Philosopher George Santana once wrote: “There is nothing to which men, while they have food and drink, cannot reconcile themselves.”
Year after year I find myself returning to thoughts of simple business efficiencies and common sense–things that cost little or nothing, yet can produce dependable results and efficacy for the growth process. It’s often these quotidian things that define, clarify, and professionally personify you in the best possible manner.
One of my favorite little ways to do this is through the well-thought-out business lunch. A business lunch should be an effective tool to develop your brand and begin strong business friendships.
In no particular order here are 14 effective ways that I have used to make business eating ROI effective over the years.
- Pick a quiet restaurant. It obviously makes conversational intimacy easier. I’ve noticed increasingly higher restaurant noise levels in recent years. Try to obviate this by choosing a more muted environment.
- Choose a central, easy to reach location. It releases some of the tension about clients finding the restaurant, as well as making your client at ease about getting to her next meeting at the end of the meal.
- Arrive early and make your presence, specialized needs, and desired manner of service known to the maitre d’ and the wait staff. It relieves last minute anxiety.
- Pee beforehand. You then will not be forced to truncate a good conversation at an inopportune moment.
- Tip well. Hopefully you have found a restaurant that you will return to again and again. Waiters have long memories. (I know. I was one.)
- Don’t order messy food. Your flawed eating habits are quite disgusting enough.
- Don’t rush. Listen well and carefully during the meal. Don’t backend a meeting to your lunch that makes you need to conclude prematurely.
- Turn off your cell. Of course.
- Pay for lunch. Even if your guest insists on paying.
- Possibly pay in advance. This eliminates distracting clumsiness at the end of a graceful and successful business meeting. (Note my friend, writer Glenn Plaskin, who was once taken to lunch by Jackie Kennedy-Onasis to discuss a writing project. They met at a Park Avenue restaurant where Kennedy had picked out a quiet corner table and no bill was presented. Classy. Memorable.) (However, be careful. I once arranged to pre-pay for a dinner meeting. My client sat down and immediately ordered a bottle of Romanee Conti burgundy priced at over $1,000! Gulp.)

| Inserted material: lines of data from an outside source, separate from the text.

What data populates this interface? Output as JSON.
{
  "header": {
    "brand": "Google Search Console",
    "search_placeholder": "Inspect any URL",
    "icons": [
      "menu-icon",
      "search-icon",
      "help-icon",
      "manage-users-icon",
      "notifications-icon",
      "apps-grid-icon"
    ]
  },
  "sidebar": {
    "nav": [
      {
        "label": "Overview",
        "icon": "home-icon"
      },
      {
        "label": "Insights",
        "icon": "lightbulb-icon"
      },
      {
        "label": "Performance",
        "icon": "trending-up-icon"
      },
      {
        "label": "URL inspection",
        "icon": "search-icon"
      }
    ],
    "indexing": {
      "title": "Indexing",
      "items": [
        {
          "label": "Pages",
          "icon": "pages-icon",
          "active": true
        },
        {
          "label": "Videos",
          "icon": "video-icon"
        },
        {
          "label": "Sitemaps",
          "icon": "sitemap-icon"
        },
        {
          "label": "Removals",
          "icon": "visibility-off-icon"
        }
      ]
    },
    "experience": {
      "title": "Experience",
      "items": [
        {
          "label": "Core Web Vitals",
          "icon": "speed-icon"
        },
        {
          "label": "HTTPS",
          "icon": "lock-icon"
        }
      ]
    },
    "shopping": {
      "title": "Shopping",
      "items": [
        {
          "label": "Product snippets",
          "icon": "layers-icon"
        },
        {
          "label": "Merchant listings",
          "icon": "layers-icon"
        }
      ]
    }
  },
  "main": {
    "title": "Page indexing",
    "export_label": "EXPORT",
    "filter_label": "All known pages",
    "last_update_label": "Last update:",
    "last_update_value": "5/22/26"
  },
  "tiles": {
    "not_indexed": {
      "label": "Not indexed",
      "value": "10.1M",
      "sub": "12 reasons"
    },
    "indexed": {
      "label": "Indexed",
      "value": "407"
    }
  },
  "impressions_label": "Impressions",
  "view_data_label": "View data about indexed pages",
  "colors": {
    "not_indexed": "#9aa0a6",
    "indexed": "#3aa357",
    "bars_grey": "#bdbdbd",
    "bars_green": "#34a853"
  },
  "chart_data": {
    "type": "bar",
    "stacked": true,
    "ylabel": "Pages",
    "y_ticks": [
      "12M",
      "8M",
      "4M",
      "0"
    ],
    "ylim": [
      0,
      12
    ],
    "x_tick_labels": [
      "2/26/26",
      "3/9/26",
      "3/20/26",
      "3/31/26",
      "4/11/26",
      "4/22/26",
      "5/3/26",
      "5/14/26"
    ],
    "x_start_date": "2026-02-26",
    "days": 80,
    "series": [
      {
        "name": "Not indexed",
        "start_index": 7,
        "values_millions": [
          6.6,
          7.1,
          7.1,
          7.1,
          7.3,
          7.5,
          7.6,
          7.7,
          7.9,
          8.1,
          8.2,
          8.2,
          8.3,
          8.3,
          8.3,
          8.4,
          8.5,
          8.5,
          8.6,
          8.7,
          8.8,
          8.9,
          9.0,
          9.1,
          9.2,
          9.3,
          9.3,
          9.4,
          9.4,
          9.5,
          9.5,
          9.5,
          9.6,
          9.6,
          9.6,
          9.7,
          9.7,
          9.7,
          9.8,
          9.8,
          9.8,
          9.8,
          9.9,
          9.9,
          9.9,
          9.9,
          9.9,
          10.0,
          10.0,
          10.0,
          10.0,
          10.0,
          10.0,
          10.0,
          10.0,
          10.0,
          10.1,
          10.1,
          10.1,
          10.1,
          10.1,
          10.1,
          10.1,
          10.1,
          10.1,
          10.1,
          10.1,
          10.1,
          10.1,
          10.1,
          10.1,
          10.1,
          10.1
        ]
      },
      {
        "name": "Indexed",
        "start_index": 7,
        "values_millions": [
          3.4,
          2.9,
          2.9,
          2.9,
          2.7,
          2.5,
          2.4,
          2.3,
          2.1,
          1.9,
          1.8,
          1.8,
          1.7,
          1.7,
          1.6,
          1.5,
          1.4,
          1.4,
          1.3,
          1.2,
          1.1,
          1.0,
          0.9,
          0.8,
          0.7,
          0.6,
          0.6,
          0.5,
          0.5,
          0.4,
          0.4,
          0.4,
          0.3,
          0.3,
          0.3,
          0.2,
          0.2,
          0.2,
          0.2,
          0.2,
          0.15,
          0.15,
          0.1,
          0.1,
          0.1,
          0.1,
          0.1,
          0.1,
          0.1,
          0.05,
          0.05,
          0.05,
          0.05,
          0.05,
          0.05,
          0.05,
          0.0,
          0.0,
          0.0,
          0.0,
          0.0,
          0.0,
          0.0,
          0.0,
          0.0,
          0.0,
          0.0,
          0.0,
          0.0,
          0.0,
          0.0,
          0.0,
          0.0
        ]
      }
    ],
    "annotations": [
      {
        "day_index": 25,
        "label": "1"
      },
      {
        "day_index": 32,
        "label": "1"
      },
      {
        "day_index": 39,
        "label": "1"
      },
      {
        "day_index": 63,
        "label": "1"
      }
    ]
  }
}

- Do not sell during a business lunch. Never, never, never. A business lunch exists to develop relationship, friendship, and trust, not to close deals. Work only on knowing and loving your client.
- Be aware that a shared meal can bring unconscious physiological openness to you and your client. Neuroscience shows that when you share a meal with someone, your glucose level rises, enhancing complex brain activities and reducing prejudice and aggressive behavior.
- Become an ally of your restaurant partner. For example, my favorite place for a business lunch in New York is called the Benjamin Steakhouse. It’s one block off Grand Central Station and convenient to everyone and everything in NYC. It’s a discreet and fairly quiet place with fine, but simple, cuisine. I’ve been going there for many years, so they know me–where I like to sit, what I eat, etc. They often allow me to stay and work after my meetings and I particularly like their wait staff which has an uncanny sensitivity as to when to serve and when not to interrupt. Over the years I have learned to make this restaurant my entrepreneurial partner, as well as my gastronomic vendor. I always introduce my clients to the maitre d’ and recommend the joint. It is important to remember that a restaurant is just as much an entrepreneurial business entity as your own company is. And you are natural business allies. The relationship should be collegial and mutually beneficial.
- Finally, recognize that eating is drama. Get into its process. Enjoy it. Famous restauranteur Warner Leroy writes, “A restaurant is a fantasy–a kind of living fantasy in which diners are the most important members of the cast.”
Note, the central rituals of many world religions center around food. The seder, the communion, the iftar, etc. A successful business meal should be enjoyed for its ceremony and process as well as for its utility. A good business meal is a graceful human dance about which preeminent American food writer M. F. K. Fisher once wrote: “Sharing food with another human being is an intimate act that should not be indulged in lightly.” Thanks Mr. Fisher.